Why some of Kenya’s Muslim pupils are switching schools
Earlier this summer Kenya’s state secondary schools experienced a wave of unrest, with students setting dozens of dormitories on fire. Concerns are growing, too, about the sexual abuse of pupils: at one school, nearly 1,000 girls walked out in protest against alleged harassment by a staff member.
Given this background, it is no surprise that many parents – including many Muslims – are choosing to send their children to Catholic schools, which have a good reputation for discipline. A third of Kenya’s schools are Catholic.
Hassan Ali is one such parent. His son attends a Catholic school in Nairobi. He told the Catholic Herald that some Muslim parents had transferred their children to Catholic schools because of the reports of disruption in state-run schools. These parents, he said, sought a school with a “well-grounded element of discipline”.

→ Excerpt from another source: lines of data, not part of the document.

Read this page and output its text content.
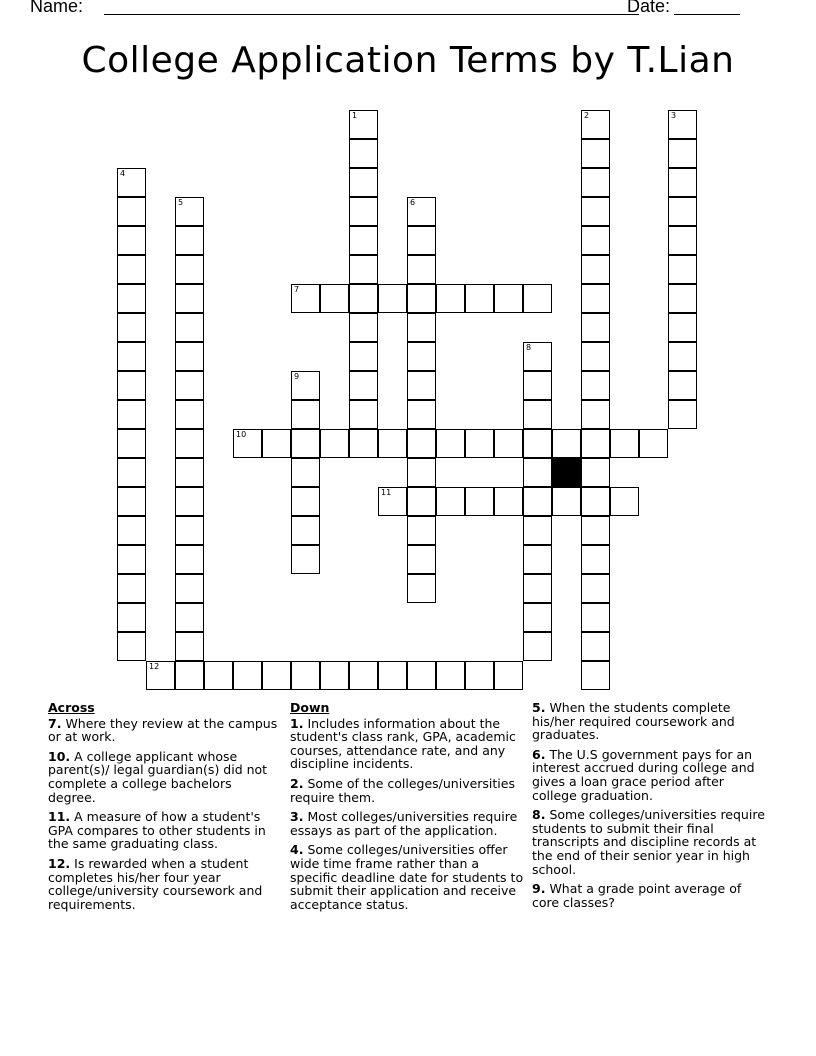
Name:	Date:
College Application Terms by T.Lian
1	2	3
4
5	6
8
9
7
10
11
12
Across
7. Where they review at the campus or at work.
10. A college applicant whose parent(s)/ legal guardian(s) did not complete a college bachelors degree.
11. A measure of how a student's GPA compares to other students in the same graduating class.
12. Is rewarded when a student completes his/her four year college/university coursework and requirements.
Down
1. Includes information about the student's class rank, GPA, academic courses, attendance rate, and any discipline incidents.
2. Some of the colleges/universities require them.
3. Most colleges/universities require essays as part of the application.
4. Some colleges/universities offer wide time frame rather than a specific deadline date for students to submit their application and receive acceptance status.
5. When the students complete his/her required coursework and graduates.
6. The U.S government pays for an interest accrued during college and gives a loan grace period after college graduation.
8. Some colleges/universities require students to submit their final transcripts and discipline records at the end of their senior year in high school.
9. What a grade point average of core classes?
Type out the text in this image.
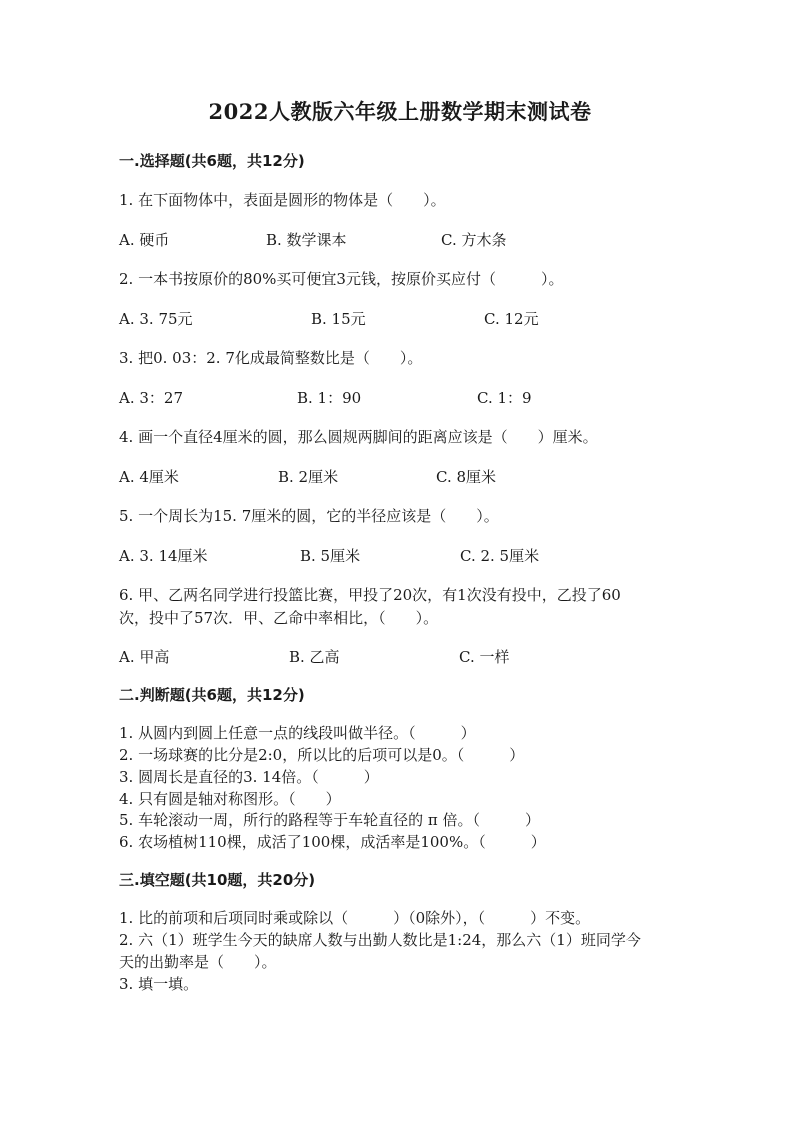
2022人教版六年级上册数学期末测试卷
一.选择题(共6题，共12分)
1. 在下面物体中，表面是圆形的物体是（　　）。
A. 硬币	B. 数学课本	C. 方木条
2. 一本书按原价的80%买可便宜3元钱，按原价买应付（　　　）。
A. 3. 75元	B. 15元	C. 12元
3. 把0. 03：2. 7化成最简整数比是（　　）。
A. 3：27	B. 1：90	C. 1：9
4. 画一个直径4厘米的圆，那么圆规两脚间的距离应该是（　　）厘米。
A. 4厘米	B. 2厘米	C. 8厘米
5. 一个周长为15. 7厘米的圆，它的半径应该是（　　）。
A. 3. 14厘米	B. 5厘米	C. 2. 5厘米
6. 甲、乙两名同学进行投篮比赛，甲投了20次，有1次没有投中，乙投了60
次，投中了57次．甲、乙命中率相比，（　　）。
A. 甲高	B. 乙高	C. 一样
二.判断题(共6题，共12分)
1. 从圆内到圆上任意一点的线段叫做半径。（　　　）
2. 一场球赛的比分是2:0，所以比的后项可以是0。（　　　）
3. 圆周长是直径的3. 14倍。（　　　）
4. 只有圆是轴对称图形。（　　）
5. 车轮滚动一周，所行的路程等于车轮直径的 π 倍。（　　　）
6. 农场植树110棵，成活了100棵，成活率是100%。（　　　）
三.填空题(共10题，共20分)
1. 比的前项和后项同时乘或除以（　　　）（0除外），（　　　）不变。
2. 六（1）班学生今天的缺席人数与出勤人数比是1:24，那么六（1）班同学今
天的出勤率是（　　）。
3. 填一填。
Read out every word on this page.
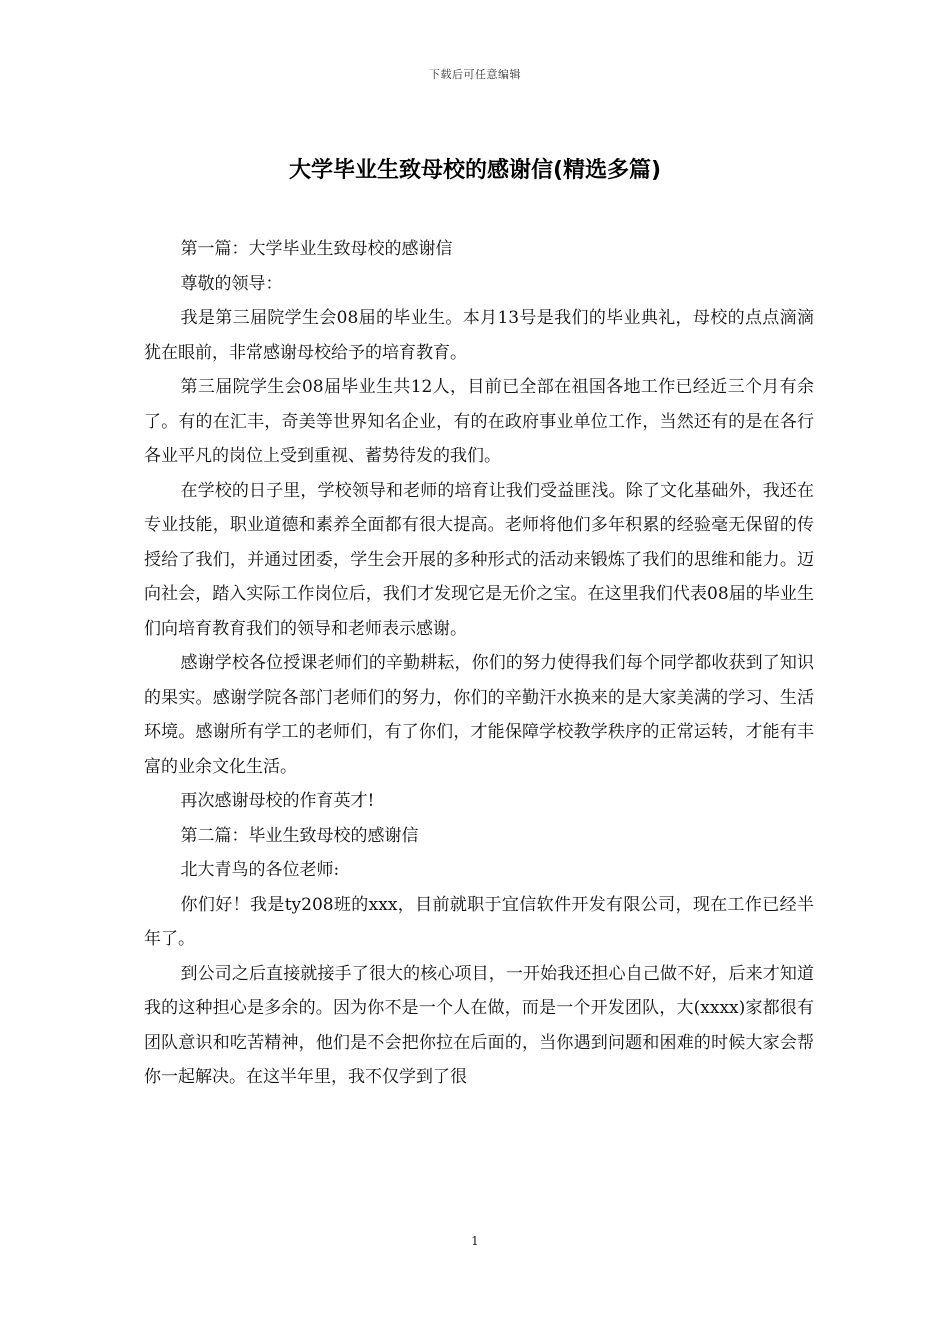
下载后可任意编辑
大学毕业生致母校的感谢信(精选多篇)

第一篇：大学毕业生致母校的感谢信

尊敬的领导：

我是第三届院学生会08届的毕业生。本月13号是我们的毕业典礼，母校的点点滴滴犹在眼前，非常感谢母校给予的培育教育。

第三届院学生会08届毕业生共12人，目前已全部在祖国各地工作已经近三个月有余了。有的在汇丰，奇美等世界知名企业，有的在政府事业单位工作，当然还有的是在各行各业平凡的岗位上受到重视、蓄势待发的我们。

在学校的日子里，学校领导和老师的培育让我们受益匪浅。除了文化基础外，我还在专业技能，职业道德和素养全面都有很大提高。老师将他们多年积累的经验毫无保留的传授给了我们，并通过团委，学生会开展的多种形式的活动来锻炼了我们的思维和能力。迈向社会，踏入实际工作岗位后，我们才发现它是无价之宝。在这里我们代表08届的毕业生们向培育教育我们的领导和老师表示感谢。

感谢学校各位授课老师们的辛勤耕耘，你们的努力使得我们每个同学都收获到了知识的果实。感谢学院各部门老师们的努力，你们的辛勤汗水换来的是大家美满的学习、生活环境。感谢所有学工的老师们，有了你们，才能保障学校教学秩序的正常运转，才能有丰富的业余文化生活。

再次感谢母校的作育英才!

第二篇：毕业生致母校的感谢信

北大青鸟的各位老师:

你们好！我是ty208班的xxx，目前就职于宜信软件开发有限公司，现在工作已经半年了。

到公司之后直接就接手了很大的核心项目，一开始我还担心自己做不好，后来才知道我的这种担心是多余的。因为你不是一个人在做，而是一个开发团队，大(xxxx)家都很有团队意识和吃苦精神，他们是不会把你拉在后面的，当你遇到问题和困难的时候大家会帮你一起解决。在这半年里，我不仅学到了很

1
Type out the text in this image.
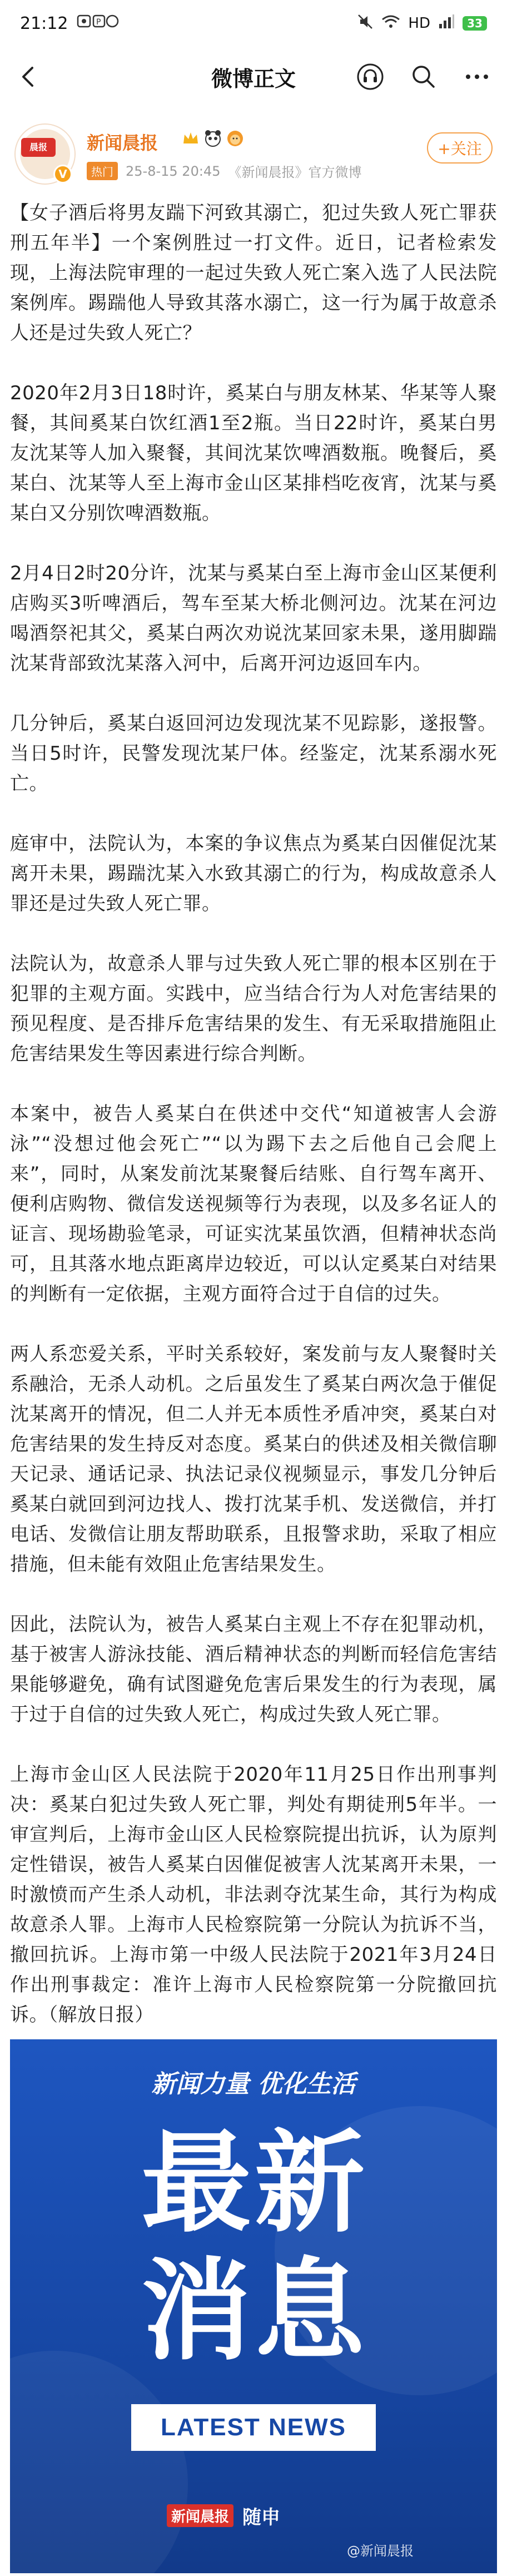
21:12	P	HD	33
微博正文
晨报
V
新闻晨报
热门 25-8-15 20:45 《新闻晨报》官方微博
+关注

【女子酒后将男友踹下河致其溺亡，犯过失致人死亡罪获刑五年半】一个案例胜过一打文件。近日，记者检索发现，上海法院审理的一起过失致人死亡案入选了人民法院案例库。踢踹他人导致其落水溺亡，这一行为属于故意杀人还是过失致人死亡？

2020年2月3日18时许，奚某白与朋友林某、华某等人聚餐，其间奚某白饮红酒1至2瓶。当日22时许，奚某白男友沈某等人加入聚餐，其间沈某饮啤酒数瓶。晚餐后，奚某白、沈某等人至上海市金山区某排档吃夜宵，沈某与奚某白又分别饮啤酒数瓶。

2月4日2时20分许，沈某与奚某白至上海市金山区某便利店购买3听啤酒后，驾车至某大桥北侧河边。沈某在河边喝酒祭祀其父，奚某白两次劝说沈某回家未果，遂用脚踹沈某背部致沈某落入河中，后离开河边返回车内。

几分钟后，奚某白返回河边发现沈某不见踪影，遂报警。当日5时许，民警发现沈某尸体。经鉴定，沈某系溺水死亡。

庭审中，法院认为，本案的争议焦点为奚某白因催促沈某离开未果，踢踹沈某入水致其溺亡的行为，构成故意杀人罪还是过失致人死亡罪。

法院认为，故意杀人罪与过失致人死亡罪的根本区别在于犯罪的主观方面。实践中，应当结合行为人对危害结果的预见程度、是否排斥危害结果的发生、有无采取措施阻止危害结果发生等因素进行综合判断。

本案中，被告人奚某白在供述中交代“知道被害人会游泳”“没想过他会死亡”“以为踢下去之后他自己会爬上来”，同时，从案发前沈某聚餐后结账、自行驾车离开、便利店购物、微信发送视频等行为表现，以及多名证人的证言、现场勘验笔录，可证实沈某虽饮酒，但精神状态尚可，且其落水地点距离岸边较近，可以认定奚某白对结果的判断有一定依据，主观方面符合过于自信的过失。

两人系恋爱关系，平时关系较好，案发前与友人聚餐时关系融洽，无杀人动机。之后虽发生了奚某白两次急于催促沈某离开的情况，但二人并无本质性矛盾冲突，奚某白对危害结果的发生持反对态度。奚某白的供述及相关微信聊天记录、通话记录、执法记录仪视频显示，事发几分钟后奚某白就回到河边找人、拨打沈某手机、发送微信，并打电话、发微信让朋友帮助联系，且报警求助，采取了相应措施，但未能有效阻止危害结果发生。

因此，法院认为，被告人奚某白主观上不存在犯罪动机，基于被害人游泳技能、酒后精神状态的判断而轻信危害结果能够避免，确有试图避免危害后果发生的行为表现，属于过于自信的过失致人死亡，构成过失致人死亡罪。

上海市金山区人民法院于2020年11月25日作出刑事判决：奚某白犯过失致人死亡罪，判处有期徒刑5年半。一审宣判后，上海市金山区人民检察院提出抗诉，认为原判定性错误，被告人奚某白因催促被害人沈某离开未果，一时激愤而产生杀人动机，非法剥夺沈某生命，其行为构成故意杀人罪。上海市人民检察院第一分院认为抗诉不当，撤回抗诉。上海市第一中级人民法院于2021年3月24日作出刑事裁定：准许上海市人民检察院第一分院撤回抗诉。（解放日报）

新闻力量 优化生活
最 新
消 息
LATEST NEWS
新闻晨报 随申
@新闻晨报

Jaffer Juma Kere, a Muslim also based in Nairobi, said his granddaughter had just transferred to a Catholic school for a similar reason. The goal, he explained, was a place where effective discipline as well as good teaching and management were the norm. Discipline, he said, was central to children’s growth.
Catholic higher education institutions appear to have a similar attraction. A professor at the Catholic University of Eastern Africa said the number of Muslim students there was “fast increasing”. (The professor asked to remain anonymous because of the sensitivities of the issue.)